My Fitbit Alta with Greek key pattern band made by Bayite.
Now that I’ve maintained my weight loss and kept my mindset focused on healthy living for nearly 10 years, I can confidently say I’m a success. Expert? Yes, to the extent of my personal experience and range of study on the subject. I’m not a nutritionist but it’s in my own best interest to stay well-informed. I take what I’ve learned and I apply it to my daily routines. Over the years, I’ve changed some things to fit my lifestyle as I evolve and adjust, always with an eye towards maintaining everything I’ve gained.
Interestingly, as much as I love technology and gadgets, In all this time, I never felt an inclination to try any of the fitness trackers on the market—until this year. I should first mention, this is not a product endorsement in the sense that the Fitbit company did not give me the Alta I’m using in return for this blog post. I bought my Fitbit and now that I’ve used it for a while, I’m ready to talk about my experience which has been mostly good. I have one or two peeves but I’ll get to them later.
I first started with a $69 off-brand that worked reasonably well until it went through the wash in a pocket (twice) before it began to malfunction. By then I was very much in the habit of tracking my daily steps and I felt it gave me incentive to keep moving.
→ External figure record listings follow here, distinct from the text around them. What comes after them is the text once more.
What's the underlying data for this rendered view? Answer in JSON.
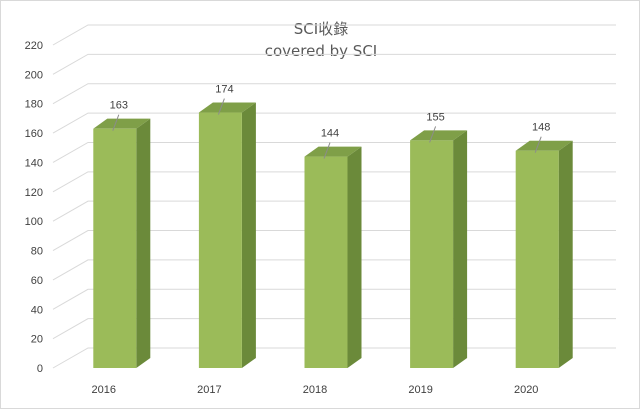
{
  "chart_data": {
    "type": "bar",
    "title": "SCI收錄",
    "subtitle": "covered by SCI",
    "xlabel": "",
    "ylabel": "",
    "categories": [
      "2016",
      "2017",
      "2018",
      "2019",
      "2020"
    ],
    "values": [
      163,
      174,
      144,
      155,
      148
    ],
    "data_labels": [
      "163",
      "174",
      "144",
      "155",
      "148"
    ],
    "y_ticks": [
      "0",
      "20",
      "40",
      "60",
      "80",
      "100",
      "120",
      "140",
      "160",
      "180",
      "200",
      "220"
    ],
    "ylim": [
      0,
      220
    ],
    "grid": true,
    "legend": "none",
    "style": "3d-column",
    "colors": {
      "bar_front": "#9bbb59",
      "bar_side": "#6b8a3a",
      "bar_top": "#7f9f48",
      "grid": "#d9d9d9",
      "text": "#404040",
      "title": "#595959"
    }
  }
}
So I went about researching smart watches thinking I would go that route, but in the end I didn’t feel they’d evolved enough to make me buy one.
After polling women I trusted in a Facebook group where I’m active, I settled on buying the Fitbit Alta (about $120). It’s very accurate as far as I can tell and has multiple features. I monitor my steps, calories burned, minutes of activity, my sleep patterns, weight lost or gained, what I’ve eaten, water intake and more. Of those things, the first four are my favorites. The alerts are great. If I happen to be away from my cell phone, a mild buzz on my wrist lets me know I’ve received a call or a text. I also use wake-up alerts and reminders to move around each hour. I keep it dry. It is water resistant but not waterproof. Don’t wear it in shower or while swimming. however, if you are sitting by a pool or riding in a boat and it gets splashed, just dry it right away and all will be fine.
I wasn’t thrilled with the synthetic band that came with it and the company’s offering was too rich for my budget at $89, so I opted for two or three fun and beautiful bands sold on Amazon by Bayite made specifically for the Fitbit Alta. (See my favorite in the photo, it was $18.) They have two sizes, small works best for me. Several manufacturers make bands for Fitbit models but they are not all alike. I read reviews carefully before I made my purchase.
Peeves: This applies to many brands and is more about waiting for the technology to catch up, but with both trackers I owned, it was difficult to read the screen in bright sunlight. The second thing that irks me—and this too, was characteristic of both trackers, is that the finger tap necessary to change the readout often needs to be repeated several times before anything happens. Grrr. Interestingly, the cheaper tracker (Striiv) allowed for a tap and finger swipe that was a bit easier to successfully execute than straight tapping with the Fitbit Alta.
Overall, my Fitness tracker has become an important part of my routine and I wouldn’t be without it. It’s a great tool and my favorite helper.